Criteria for Halal Certification of Freezer/Cooler/Storage Facilities
1. The freezer or storage facility is preferred to be located on the same premise of the meat/ poultry packing/ food processing plant, or in a nearby commercial storage facility.
2. The establishment must be USDA inspected and approved for storing and handling of food products.
3. The facility should have a reliable source of power and gasoline-powered generators to use in case of emergency.
4. The facility should have adequate security and biosecurity systems, fire alarms and sprinkler system.
5. The storage area must be weather proof; maintained clean and neat; painted; well illuminated; properly aerated and smoke free.
6. The facility should have an adequate pest control program operated by a third party.
7. The facility should have a regular freezer and cooler compartments. In addition, a blast freezer is recommended.
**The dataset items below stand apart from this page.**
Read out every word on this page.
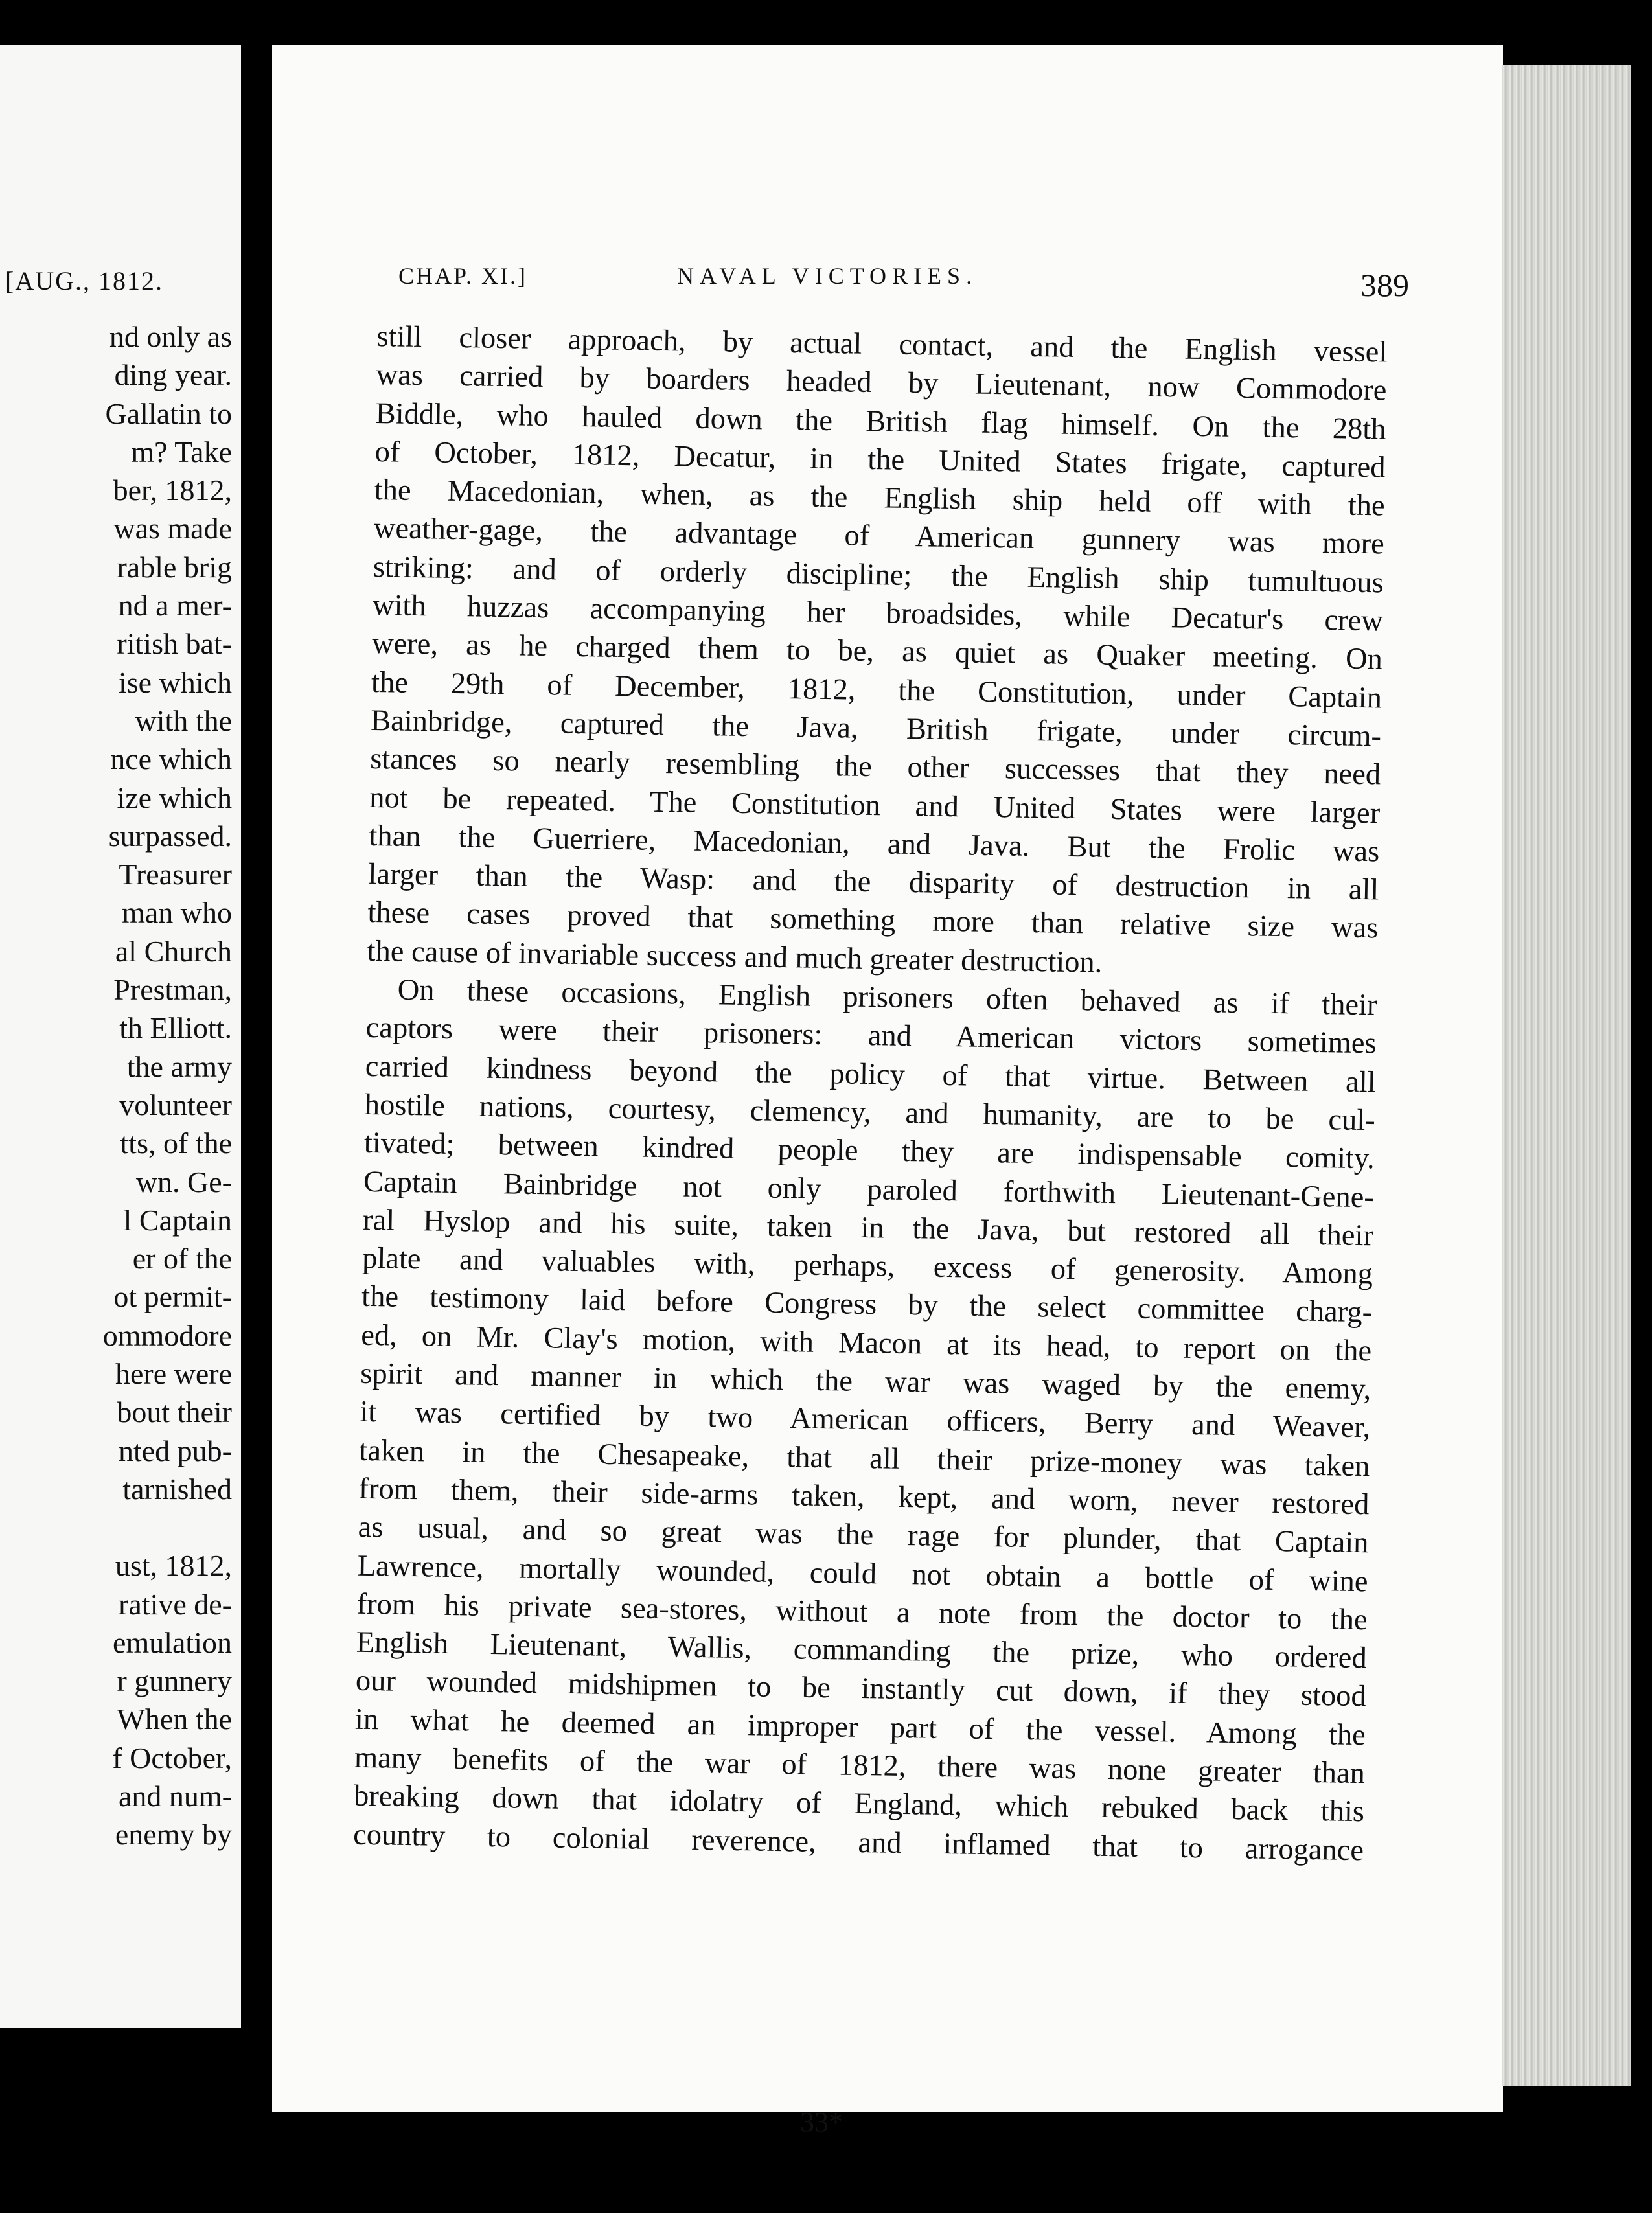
[AUG., 1812.
nd only as
ding year.
Gallatin to
m? Take
ber, 1812,
was made
rable brig
nd a mer-
ritish bat-
ise which
with the
nce which
ize which
surpassed.
Treasurer
man who
al Church
Prestman,
th Elliott.
the army
volunteer
tts, of the
wn. Ge-
l Captain
er of the
ot permit-
ommodore
here were
bout their
nted pub-
tarnished
ust, 1812,
rative de-
emulation
r gunnery
When the
f October,
and num-
enemy by
CHAP. XI.]	NAVAL VICTORIES.	389
still closer approach, by actual contact, and the English vessel
was carried by boarders headed by Lieutenant, now Commodore
Biddle, who hauled down the British flag himself. On the 28th
of October, 1812, Decatur, in the United States frigate, captured
the Macedonian, when, as the English ship held off with the
weather-gage, the advantage of American gunnery was more
striking: and of orderly discipline; the English ship tumultuous
with huzzas accompanying her broadsides, while Decatur's crew
were, as he charged them to be, as quiet as Quaker meeting. On
the 29th of December, 1812, the Constitution, under Captain
Bainbridge, captured the Java, British frigate, under circum-
stances so nearly resembling the other successes that they need
not be repeated. The Constitution and United States were larger
than the Guerriere, Macedonian, and Java. But the Frolic was
larger than the Wasp: and the disparity of destruction in all
these cases proved that something more than relative size was
the cause of invariable success and much greater destruction.
On these occasions, English prisoners often behaved as if their
captors were their prisoners: and American victors sometimes
carried kindness beyond the policy of that virtue. Between all
hostile nations, courtesy, clemency, and humanity, are to be cul-
tivated; between kindred people they are indispensable comity.
Captain Bainbridge not only paroled forthwith Lieutenant-Gene-
ral Hyslop and his suite, taken in the Java, but restored all their
plate and valuables with, perhaps, excess of generosity. Among
the testimony laid before Congress by the select committee charg-
ed, on Mr. Clay's motion, with Macon at its head, to report on the
spirit and manner in which the war was waged by the enemy,
it was certified by two American officers, Berry and Weaver,
taken in the Chesapeake, that all their prize-money was taken
from them, their side-arms taken, kept, and worn, never restored
as usual, and so great was the rage for plunder, that Captain
Lawrence, mortally wounded, could not obtain a bottle of wine
from his private sea-stores, without a note from the doctor to the
English Lieutenant, Wallis, commanding the prize, who ordered
our wounded midshipmen to be instantly cut down, if they stood
in what he deemed an improper part of the vessel. Among the
many benefits of the war of 1812, there was none greater than
breaking down that idolatry of England, which rebuked back this
country to colonial reverence, and inflamed that to arrogance
33*
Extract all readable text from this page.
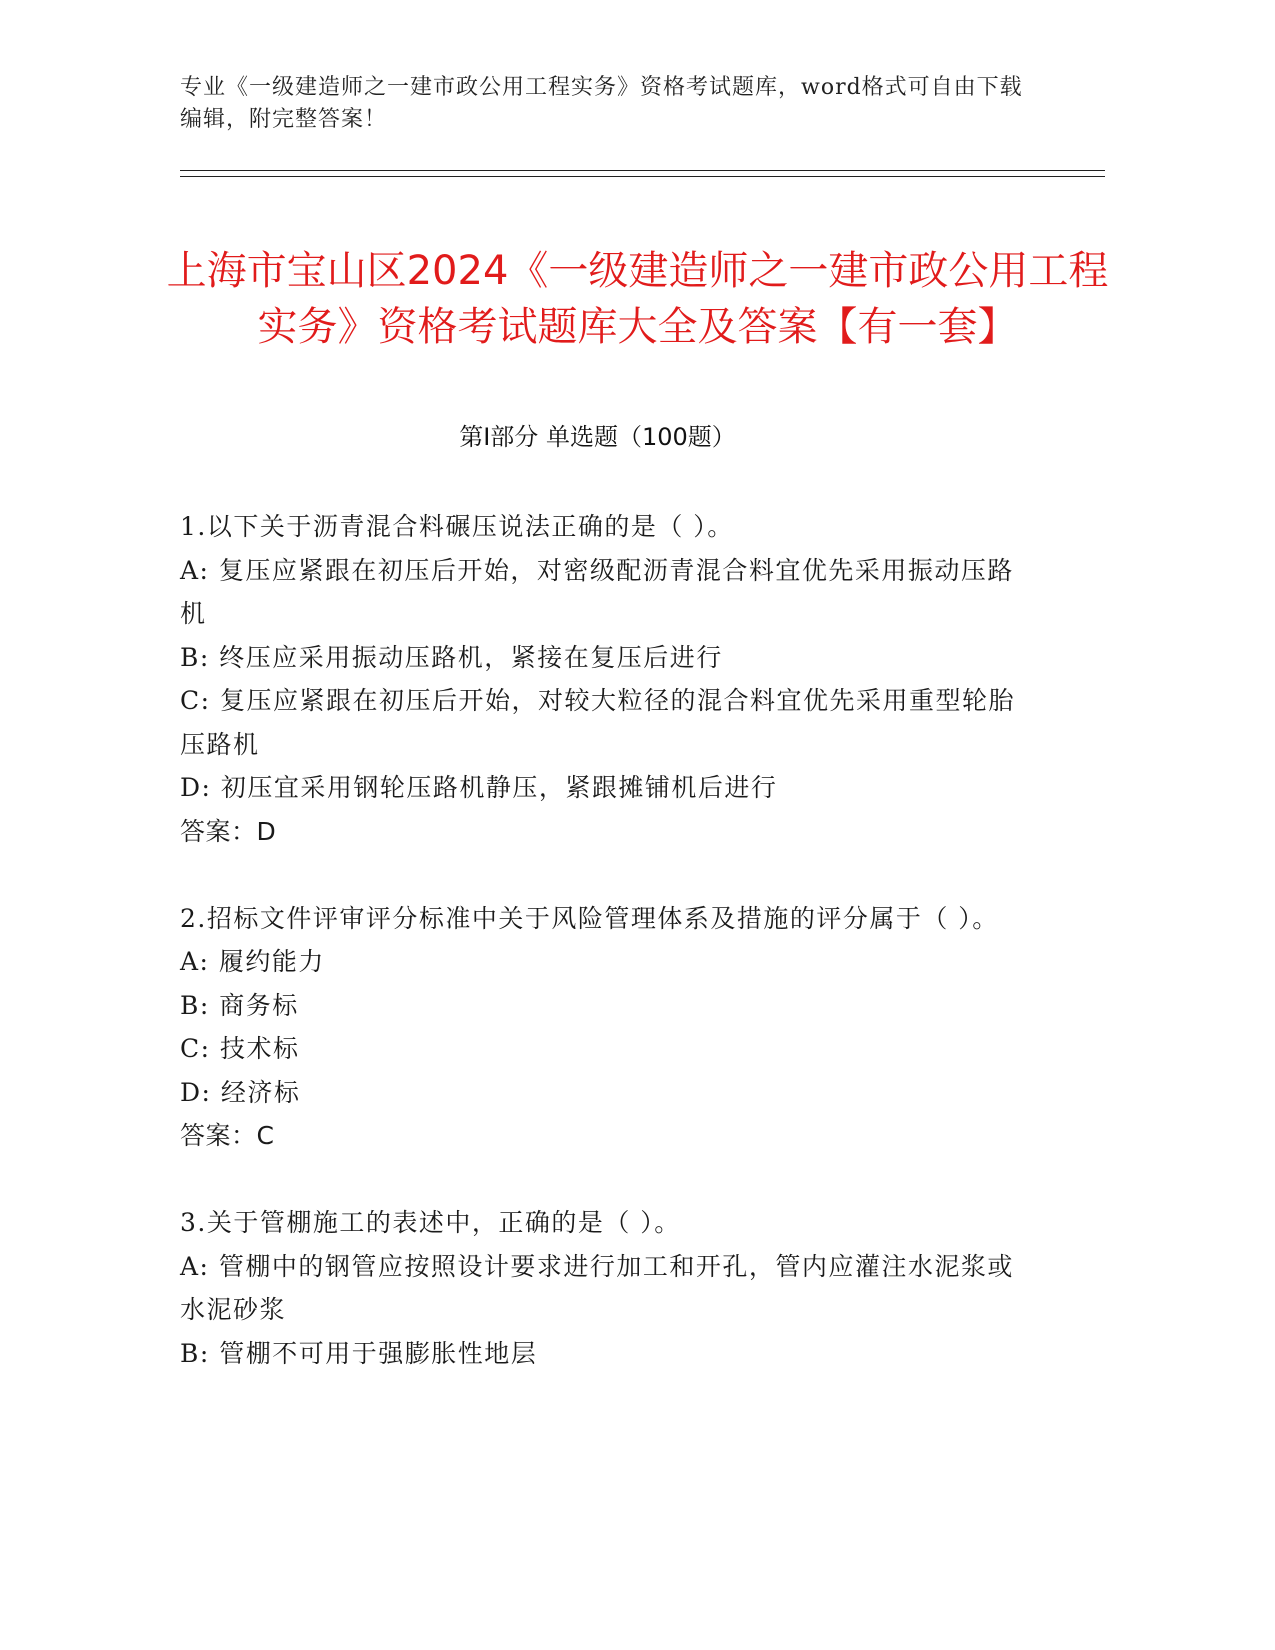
专业《一级建造师之一建市政公用工程实务》资格考试题库，word格式可自由下载编辑，附完整答案！
上海市宝山区2024《一级建造师之一建市政公用工程实务》资格考试题库大全及答案【有一套】
第Ⅰ部分 单选题（100题）
1.以下关于沥青混合料碾压说法正确的是（ ）。
A: 复压应紧跟在初压后开始，对密级配沥青混合料宜优先采用振动压路机
B: 终压应采用振动压路机，紧接在复压后进行
C: 复压应紧跟在初压后开始，对较大粒径的混合料宜优先采用重型轮胎压路机
D: 初压宜采用钢轮压路机静压，紧跟摊铺机后进行
答案：D
2.招标文件评审评分标准中关于风险管理体系及措施的评分属于（ ）。
A: 履约能力
B: 商务标
C: 技术标
D: 经济标
答案：C
3.关于管棚施工的表述中，正确的是（ ）。
A: 管棚中的钢管应按照设计要求进行加工和开孔，管内应灌注水泥浆或水泥砂浆
B: 管棚不可用于强膨胀性地层
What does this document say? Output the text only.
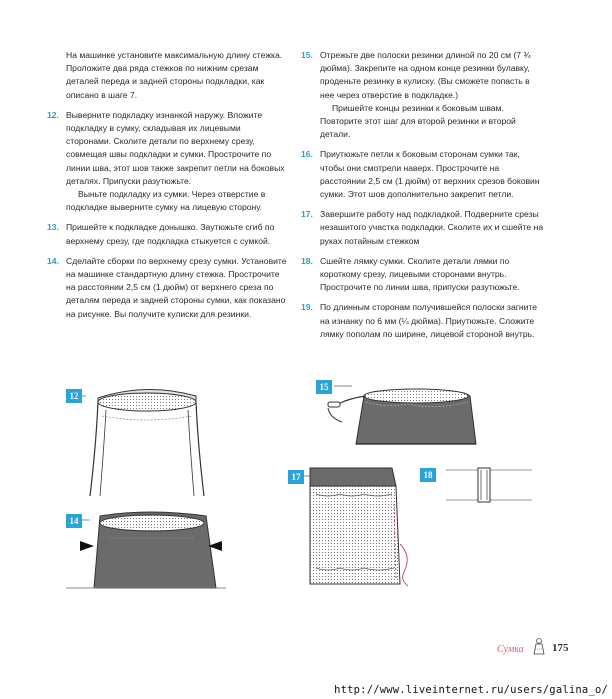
На машинке установите максимальную длину стежка. Проложите два ряда стежков по нижним срезам деталей переда и задней стороны подкладки, как описано в шаге 7.

12. Выверните подкладку изнанкой наружу. Вложите подкладку в сумку, складывая их лицевыми сторонами. Сколите детали по верхнему срезу, совмещая швы подкладки и сумки. Прострочите по линии шва, этот шов также закрепит петли на боковых деталях. Припуски разутюжьте.

Выньте подкладку из сумки. Через отверстие в подкладке выверните сумку на лицевую сторону.

13. Пришейте к подкладке донышко. Заутюжьте сгиб по верхнему срезу, где подкладка стыкуется с сумкой.

14. Сделайте сборки по верхнему срезу сумки. Установите на машинке стандартную длину стежка. Прострочите на расстоянии 2,5 см (1 дюйм) от верхнего среза по деталям переда и задней стороны сумки, как показано на рисунке. Вы получите кулиски для резинки.

15. Отрежьте две полоски резинки длиной по 20 см (7 ¾ дюйма). Закрепите на одном конце резинки булавку, проденьте резинку в кулиску. (Вы сможете попасть в нее через отверстие в подкладке.)

Пришейте концы резинки к боковым швам. Повторите этот шаг для второй резинки и второй детали.

16. Приутюжьте петли к боковым сторонам сумки так, чтобы они смотрели наверх. Прострочите на расстоянии 2,5 см (1 дюйм) от верхних срезов боковин сумки. Этот шов дополнительно закрепит петли.

17. Завершите работу над подкладкой. Подверните срезы незашитого участка подкладки. Сколите их и сшейте на руках потайным стежком

18. Сшейте лямку сумки. Сколите детали лямки по короткому срезу, лицевыми сторонами внутрь. Прострочите по линии шва, припуски разутюжьте.

19. По длинным сторонам получившейся полоски загните на изнанку по 6 мм (¼ дюйма). Приутюжьте. Сложите лямку пополам по ширине, лицевой стороной внутрь.

12
14
15
17	18
Сумка	175
http://www.liveinternet.ru/users/galina_o/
8. The temperature should be monitored and recorded continuously throughout the facility and maintained at acceptable temperatures in the various compartments. The temperature should be printed clearly on the bill of lading of both the incoming and outgoing loads of products.
9. There should be no stalking or piling of any thawed products on top of each other in any part of the facility and no piling of boxes on the bare floors in the storage areas.
10. The floors should have proper drainage system and be cleaned periodically.
11. All received and shipped out products must be clearly labeled with the product labels including: product name; packing plant name and number, lot number, weights/case count and production/expiration dates. Unlabeled or undocumented products or products that are not properly packaged should not be permitted in the facility.
12. The employees at the facility should be able to track and trace any product to the source plant or owner of the product.
13. Halal food should not be mixed with any other types of meat and should not come in contact with pork or stored within its vicinity.
14. It is preferred that the facility should be able to store Halal labeled products in specially designated areas that are well marked to keep the Halal product’s identity.
15. The management must not permit any party to label or alter the labeling of products inside the facility, such as placing Halal stickers on cases of food products. Labeling, if needed should be performed only by the Halal certifier or their authorized representative.
16. The facility should have an adequate number of loading and unloading docks for receiving and shipping. 17. The facility must be able to issue the necessary documents for domestic and export shipping when needed, including the USDA export certificates.
18. The Halal products must be shipped out on clean refrigerated vehicles, unless the product is shelf stable, and accompanied with the proper documents.